Anyway, the testing began. After several hours enduring an EKG, Chest X-Ray, blood tests, etc., I was told that there is nothing wrong with my heart.

Here is where the research I did came into play.

I asked the doctor if there is a chance that my problem was microvascular in nature. He looked at me incredulously; his expression indicating the gall I must have to question him. Undeterred by his arrogance, I asked a more specific question.

“Do you think it possible that I suffer from Syndrome X?”

His response?

“No; you most certainly do not. You are too young for that”.

Therein lies my point. All cardiologists cannot possibly be familiar with all aspects of heart disease. How could he have known that Syndrome X (microvascular disease) falls to those of a younger age? How could I expect him to know that the tests just completed were originally designed with male patients in mind and are specific in locating problems in the large vessels?

You can’t.

That, my friends, is why you never walk into a doctor’s office without doing your own research.

Rebecca Fortunato

Elite Member

Date Joined Apr 2007
Total Posts : 32602
   Posted 6/7/2010 9:31 AM (GMT -6)   
Hello and welcome to HealingWell. I agree it is wise to be your own best advocate however I would also like people to know they alwys have the right to a second, third or however many other opinions from other physicians.

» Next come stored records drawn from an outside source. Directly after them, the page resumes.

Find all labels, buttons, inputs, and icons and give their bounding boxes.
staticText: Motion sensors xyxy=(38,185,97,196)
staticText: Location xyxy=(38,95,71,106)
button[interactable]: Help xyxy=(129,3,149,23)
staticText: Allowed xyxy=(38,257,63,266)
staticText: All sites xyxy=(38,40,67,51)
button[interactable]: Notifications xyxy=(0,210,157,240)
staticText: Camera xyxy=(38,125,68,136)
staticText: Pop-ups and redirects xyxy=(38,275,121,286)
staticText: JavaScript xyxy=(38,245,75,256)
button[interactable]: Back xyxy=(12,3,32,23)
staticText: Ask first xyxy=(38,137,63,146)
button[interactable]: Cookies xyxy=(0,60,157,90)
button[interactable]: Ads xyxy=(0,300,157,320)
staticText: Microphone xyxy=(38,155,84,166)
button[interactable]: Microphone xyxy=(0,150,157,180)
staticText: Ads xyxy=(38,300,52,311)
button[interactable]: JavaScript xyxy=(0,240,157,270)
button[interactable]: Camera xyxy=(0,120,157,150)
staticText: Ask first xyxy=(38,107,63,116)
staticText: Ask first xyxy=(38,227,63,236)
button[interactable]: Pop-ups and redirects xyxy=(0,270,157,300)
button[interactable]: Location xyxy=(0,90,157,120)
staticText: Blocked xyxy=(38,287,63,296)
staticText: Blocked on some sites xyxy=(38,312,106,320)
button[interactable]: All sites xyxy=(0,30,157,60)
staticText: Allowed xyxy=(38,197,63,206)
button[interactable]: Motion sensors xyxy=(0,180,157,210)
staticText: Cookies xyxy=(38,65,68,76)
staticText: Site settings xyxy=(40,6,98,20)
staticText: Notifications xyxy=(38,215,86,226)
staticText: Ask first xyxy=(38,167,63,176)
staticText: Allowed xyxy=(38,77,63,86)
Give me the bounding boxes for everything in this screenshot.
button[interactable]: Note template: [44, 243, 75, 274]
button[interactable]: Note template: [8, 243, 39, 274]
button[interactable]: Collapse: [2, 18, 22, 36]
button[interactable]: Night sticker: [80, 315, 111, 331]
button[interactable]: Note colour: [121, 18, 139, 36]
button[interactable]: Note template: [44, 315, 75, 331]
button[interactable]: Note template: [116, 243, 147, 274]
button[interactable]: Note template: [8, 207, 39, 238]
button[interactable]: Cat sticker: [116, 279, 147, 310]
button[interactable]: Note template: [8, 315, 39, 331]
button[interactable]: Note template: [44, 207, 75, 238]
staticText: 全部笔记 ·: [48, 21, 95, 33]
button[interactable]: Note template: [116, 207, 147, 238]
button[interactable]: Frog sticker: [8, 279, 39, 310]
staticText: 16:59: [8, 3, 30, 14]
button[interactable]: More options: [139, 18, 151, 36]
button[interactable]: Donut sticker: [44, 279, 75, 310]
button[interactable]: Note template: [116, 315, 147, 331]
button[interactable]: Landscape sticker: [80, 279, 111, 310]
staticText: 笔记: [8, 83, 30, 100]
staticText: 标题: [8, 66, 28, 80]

Random reading on the internet may not always provide a person with the information they need.

Finding a cardiologist - the right cardiologist for you - is part of living well with heart disease. You need to have complete trust in your specialist.

Heart disease can rob you of your confidence. Having a good doctor can help you regain not only your health but your confidence too.

Initially, you may be referred by your family or primary care physician or you may be assigned a cardiologist when you present at the hospital with an unexpected heart event.

If the cardiologist has a good reputation and the "chemistry" between you works, you may not need to search any further. But if the fit isn't right, you will want to take some steps to find a good doctor.

I have looked at your blog, very interesting and some good information noted. Thank you for sharing.